Le traumatisme psychologique est également le thème de la nouvelle « La Mort du héros », dans laquelle un lieutenant est hanté par l’image de soldats ayant un « disque de gramophone » vissé sur le cou à la place de la tête et avançant au son de la Marche de Rakoczy. Le recueil de nouvelles commence dans l’hôpital d’une petite ville autrichienne où seuls les soldats convalescents rappellent par leurs blessures que la guerre est proche. Ces officiers estropiés et défigurés discutent dans un « jardin plein de nuit, de souffrance et de mort ». Ils s’en prennent aux femmes et plus généralement à l’arrière, c’est-à-dire à ceux qui les ont laissé partir, sacrifiant à la mode de l’héroïsme et de la virilité. Dans « Le Baptême du feu », deux officiers sont opposés : un lieutenant venu de l’arrière, un « blanc-bec » criminel de guerre obsédé par l’obtention de la croix-de-fer, impitoyable avec les soldats et, face à lui, un capitaine débonnaire et trop sensible, « l’oncle Marschner », pour qui « Tous ne sont pas des héros. S’ils font leur devoir, c’est déjà pas mal. » L’hypocrisie et la forfanterie sont ensuite incarnées dans « Le Vainqueur » par un général-en-chef, fonctionnaire sauvé de l’ennui et de l’oubli par un succès militaire mais que la vue d’un mutilé de guerre dérange dans sa villégiature. La dernière nouvelle, enfin, « Le Retour », évoque le sort d’une « gueule cassée », un paysan hongrois engagé volontaire qui, de retour dans son village, subit les sarcasmes d’un bossu exempté et l’humiliation de voir sa fiancée mariée à un aristocrate profiteur de guerre.

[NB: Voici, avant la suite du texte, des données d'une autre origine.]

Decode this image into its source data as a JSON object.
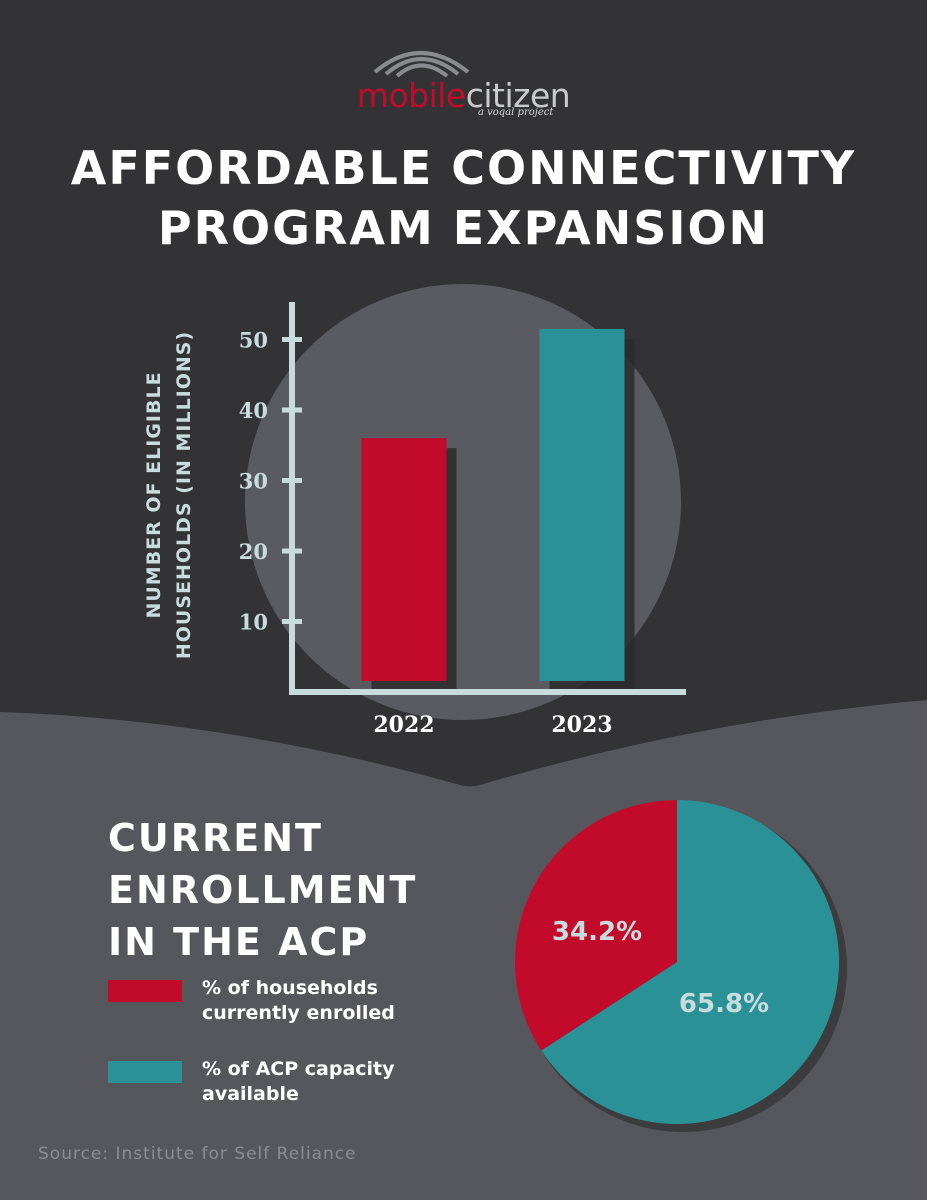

Je reprends, pour terminer, un dernier extrait figurant sur la quatrième de couverture du livre. Il témoigne autant de la volonté de l’auteur de dénoncer la guerre que de l’effroi du combattant ayant conservé sa conscience : « Il paraît qu’il existe encore des hommes faits de chair et de sang qui peuvent lire un journal sans vomir. Sans dégoût ni révolte. Peut-on avoir connu ce défilé continu de cadavres, cette production ininterrompue de souffrance, cette fabrique à malheurs et lire avec sérénité une page sur les progrès médicaux ? […] Qui sont les fous ? »

Frédéric Dessberg

Andreas Latzkó, Hommes en guerre : nouvelles, Marseille, Agone, 1999, 165 p. (traduction de l’allemand de Martina Wachendorff et Henri-Frédéric Blanc)

Un commentaire

  • A. Elsig 20 décembre 2013 à14:17

    Bonjour,

    Merci pour cet article. Travaillant actuellement sur la propagande allemande en Suisse, j’ai une question concernant la première traduction française de l’oeuvre: s’agit-il bien de celle d’Hermann Mayor, publiée à Berne par Ferd. Wyss en 1918?
    Si c’est le cas, il est alors très probable que cette traduction ait été financée par le service allemand ou autrichien de propagande. Ferdinand Wyss est alors le principal éditeur suisse chargé de publier des écrits austro-allemands de propagande, leur offrant ainsi un vernis apparent de neutralité…
    La publication d’une oeuvre dénonçant la guerre, en français, pourrait alors se comprendre comme une volonté de démoraliser l’opinion française et être reliée à d’autres actions de ce type menées depuis la Suisse. Auriez-vous des informations complémentaires sur la censure du livre de Latzko en France? Y a-t-il des données concernant un passage en contrebande?